Black communities in Southeastern states are more likely to be exposed to extreme weather events than overall population

    A sudden rain shower soaks residents in LaPlace, Louisiana, as they ride out of a flooded neighborhood in a volunteer high water truck that was assisting people evacuating from their homes in the aftermath of Hurricane Ida in 2021. (Photo: Patrick T. Fallon/AFP via Getty Images)

    (CNN) — Black Americans living in Southeastern states are more likely to be impacted by extreme heat, hurricanes and flooding than the overall population, according to a new analysis released by the consulting firm McKinsey & Company.

    Researchers compared the location of some Black communities with analyses showing climate hazards, like wildfires, extreme heat, hurricanes and flooding. They examined 11 US southeastern states as well as the Baltimore and New Orleans metropolitan areas. Those cities were chosen based “on their diverse populations, history of redlining and segregation, and geographic locations with a susceptibility to flooding,” the report said.

    Black communities in the Southeastern states are 1.4 times more likely to be exposed to extreme heat than the overall population, the report said.

    They are also 1.8 times more likely than the overall US population to experience hurricanes – that’s because there’s an elevated risk of hurricanes in the Gulf and Atlantic coast, where the Black population is more concentrated, according to the analysis.

    By 2050, nearly 17% of Black-owned homes could be at risk of storm damage from hurricanes or tropical storms in those states, compared to 9.7% of all residential property, the analysis found.

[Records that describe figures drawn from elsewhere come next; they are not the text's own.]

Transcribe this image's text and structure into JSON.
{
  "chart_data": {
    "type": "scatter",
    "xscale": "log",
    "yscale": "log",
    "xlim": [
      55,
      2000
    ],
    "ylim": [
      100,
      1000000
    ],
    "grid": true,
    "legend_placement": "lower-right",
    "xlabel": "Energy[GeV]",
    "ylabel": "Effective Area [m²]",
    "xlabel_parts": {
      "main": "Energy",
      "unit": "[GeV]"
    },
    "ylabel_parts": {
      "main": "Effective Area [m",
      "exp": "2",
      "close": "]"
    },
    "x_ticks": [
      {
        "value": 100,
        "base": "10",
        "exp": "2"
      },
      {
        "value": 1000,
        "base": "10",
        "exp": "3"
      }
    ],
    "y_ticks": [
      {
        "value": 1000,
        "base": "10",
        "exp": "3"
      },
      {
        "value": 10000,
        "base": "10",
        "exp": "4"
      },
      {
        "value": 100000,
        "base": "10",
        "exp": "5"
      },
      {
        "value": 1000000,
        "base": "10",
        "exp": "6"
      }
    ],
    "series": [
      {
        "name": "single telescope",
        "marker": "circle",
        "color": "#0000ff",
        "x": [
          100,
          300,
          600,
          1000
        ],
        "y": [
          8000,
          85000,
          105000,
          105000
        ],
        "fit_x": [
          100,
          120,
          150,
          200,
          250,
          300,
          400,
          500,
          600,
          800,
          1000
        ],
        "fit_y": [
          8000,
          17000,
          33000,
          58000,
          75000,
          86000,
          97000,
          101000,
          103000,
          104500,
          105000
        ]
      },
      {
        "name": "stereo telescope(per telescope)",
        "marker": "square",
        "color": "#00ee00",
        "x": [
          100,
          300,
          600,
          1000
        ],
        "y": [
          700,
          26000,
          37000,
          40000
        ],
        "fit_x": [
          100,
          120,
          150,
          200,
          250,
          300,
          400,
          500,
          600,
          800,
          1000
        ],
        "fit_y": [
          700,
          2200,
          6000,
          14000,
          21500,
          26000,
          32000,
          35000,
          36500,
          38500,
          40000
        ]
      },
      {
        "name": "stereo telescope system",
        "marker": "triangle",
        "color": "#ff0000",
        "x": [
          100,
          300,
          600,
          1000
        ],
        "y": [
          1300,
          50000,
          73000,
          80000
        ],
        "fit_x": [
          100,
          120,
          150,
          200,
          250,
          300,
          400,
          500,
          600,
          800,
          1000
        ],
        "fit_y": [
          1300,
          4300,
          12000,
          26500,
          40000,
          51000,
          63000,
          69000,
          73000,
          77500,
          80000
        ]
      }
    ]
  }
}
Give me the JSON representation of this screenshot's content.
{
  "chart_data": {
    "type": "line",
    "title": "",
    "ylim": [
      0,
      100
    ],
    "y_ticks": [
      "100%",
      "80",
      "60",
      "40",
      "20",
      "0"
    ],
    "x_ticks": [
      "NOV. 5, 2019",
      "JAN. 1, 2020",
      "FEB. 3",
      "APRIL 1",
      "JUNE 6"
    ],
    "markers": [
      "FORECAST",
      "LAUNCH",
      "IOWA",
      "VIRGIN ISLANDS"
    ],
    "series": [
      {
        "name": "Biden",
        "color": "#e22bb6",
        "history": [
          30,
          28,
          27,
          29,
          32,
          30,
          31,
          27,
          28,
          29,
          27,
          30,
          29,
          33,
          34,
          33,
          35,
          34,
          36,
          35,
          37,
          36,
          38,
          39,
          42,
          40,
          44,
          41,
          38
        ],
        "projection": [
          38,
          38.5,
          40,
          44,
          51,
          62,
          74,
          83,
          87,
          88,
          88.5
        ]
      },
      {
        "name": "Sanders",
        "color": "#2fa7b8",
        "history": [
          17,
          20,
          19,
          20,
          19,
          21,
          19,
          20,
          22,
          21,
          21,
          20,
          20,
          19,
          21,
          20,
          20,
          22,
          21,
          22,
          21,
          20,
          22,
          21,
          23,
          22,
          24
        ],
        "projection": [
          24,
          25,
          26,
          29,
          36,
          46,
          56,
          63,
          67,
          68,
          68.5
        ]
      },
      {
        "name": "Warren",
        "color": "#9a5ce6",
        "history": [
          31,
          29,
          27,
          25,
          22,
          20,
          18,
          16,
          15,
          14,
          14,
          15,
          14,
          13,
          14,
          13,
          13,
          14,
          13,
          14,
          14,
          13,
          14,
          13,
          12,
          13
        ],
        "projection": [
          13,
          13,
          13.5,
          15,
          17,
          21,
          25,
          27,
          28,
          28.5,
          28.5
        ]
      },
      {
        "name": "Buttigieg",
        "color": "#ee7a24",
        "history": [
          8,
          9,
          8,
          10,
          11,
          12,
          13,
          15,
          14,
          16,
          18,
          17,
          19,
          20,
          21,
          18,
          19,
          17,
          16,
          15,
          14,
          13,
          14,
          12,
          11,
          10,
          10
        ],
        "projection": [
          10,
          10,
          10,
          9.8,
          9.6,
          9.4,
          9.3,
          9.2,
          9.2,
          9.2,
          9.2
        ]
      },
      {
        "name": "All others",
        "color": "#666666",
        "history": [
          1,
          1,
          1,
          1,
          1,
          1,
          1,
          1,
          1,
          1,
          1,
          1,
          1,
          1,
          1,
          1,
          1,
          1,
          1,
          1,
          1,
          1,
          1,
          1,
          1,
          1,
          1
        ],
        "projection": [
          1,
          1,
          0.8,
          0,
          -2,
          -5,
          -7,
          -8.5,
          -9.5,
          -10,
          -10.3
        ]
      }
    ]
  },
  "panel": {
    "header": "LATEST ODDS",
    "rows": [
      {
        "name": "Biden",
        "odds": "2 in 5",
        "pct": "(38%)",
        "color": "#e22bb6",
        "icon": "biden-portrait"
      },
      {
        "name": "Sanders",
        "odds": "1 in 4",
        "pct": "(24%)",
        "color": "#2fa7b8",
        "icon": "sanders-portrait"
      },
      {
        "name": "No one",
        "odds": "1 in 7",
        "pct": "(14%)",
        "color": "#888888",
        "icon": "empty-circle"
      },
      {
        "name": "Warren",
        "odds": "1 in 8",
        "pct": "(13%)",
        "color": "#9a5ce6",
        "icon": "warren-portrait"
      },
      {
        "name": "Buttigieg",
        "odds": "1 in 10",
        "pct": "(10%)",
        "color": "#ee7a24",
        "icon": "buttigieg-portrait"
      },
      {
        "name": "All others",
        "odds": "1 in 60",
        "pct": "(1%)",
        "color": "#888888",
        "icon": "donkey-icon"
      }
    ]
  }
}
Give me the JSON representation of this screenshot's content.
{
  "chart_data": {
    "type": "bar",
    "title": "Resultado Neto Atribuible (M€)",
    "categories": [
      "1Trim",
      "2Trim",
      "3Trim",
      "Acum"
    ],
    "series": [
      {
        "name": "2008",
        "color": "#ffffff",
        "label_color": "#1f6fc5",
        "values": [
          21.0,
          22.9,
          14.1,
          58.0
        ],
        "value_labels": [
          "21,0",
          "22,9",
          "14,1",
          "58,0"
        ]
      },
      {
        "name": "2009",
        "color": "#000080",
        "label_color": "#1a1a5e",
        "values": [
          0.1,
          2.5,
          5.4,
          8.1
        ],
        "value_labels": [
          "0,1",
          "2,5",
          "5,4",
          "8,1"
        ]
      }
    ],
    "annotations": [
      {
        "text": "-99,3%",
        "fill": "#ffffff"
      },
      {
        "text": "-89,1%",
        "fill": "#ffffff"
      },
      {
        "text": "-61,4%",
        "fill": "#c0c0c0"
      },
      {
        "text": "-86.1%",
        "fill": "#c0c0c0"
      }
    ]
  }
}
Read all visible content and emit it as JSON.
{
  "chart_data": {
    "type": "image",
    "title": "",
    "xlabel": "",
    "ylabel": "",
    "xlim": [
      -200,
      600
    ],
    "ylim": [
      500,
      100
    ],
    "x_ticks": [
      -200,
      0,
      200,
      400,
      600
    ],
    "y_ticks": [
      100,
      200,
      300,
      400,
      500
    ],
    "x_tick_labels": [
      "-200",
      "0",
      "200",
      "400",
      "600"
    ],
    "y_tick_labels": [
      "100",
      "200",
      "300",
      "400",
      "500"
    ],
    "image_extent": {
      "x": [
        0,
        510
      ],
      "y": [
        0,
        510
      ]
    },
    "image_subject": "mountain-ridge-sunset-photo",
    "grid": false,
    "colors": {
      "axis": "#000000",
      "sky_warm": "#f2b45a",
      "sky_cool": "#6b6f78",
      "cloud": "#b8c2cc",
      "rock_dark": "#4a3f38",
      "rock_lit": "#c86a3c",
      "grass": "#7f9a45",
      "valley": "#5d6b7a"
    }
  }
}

    The report also found Black communities in the Southeast were at 9.9% risk of storm damage in 2020 while all residential property had a 5.6% risk of storm damage.

    When it comes to coastal and river flooding in the greater Southeast, Black residents are 1.6 times more likely than the US population in the same area to experience a 1-in-100-year flooding event, the report says.

    Property damage from hurricanes could threaten the ability of Black Americans to transfer generational wealth and climate change could exacerbate preexisting economic inequities, the authors wrote in their analysis.

    The authors also said climate change could be an opportunity to address inequities.

    “Climate change may create significant physical risks for Black populations in the United States, but it could create opportunities to address existing racial gaps, too,” the authors wrote.

    They suggest the public and private sectors can consider increasing education around the impacts of climate change on communities, engaging leaders in the Black community when states plan for “climate adaptation and transition to a lower carbon economy,” and ensure Black entrepreneurs have equitable access to finance and opportunities to be part of innovation hubs supporting a transition to a green economy.

    An estimated nearly 47 million people living in the US identify as Black or African American, according to the US Census.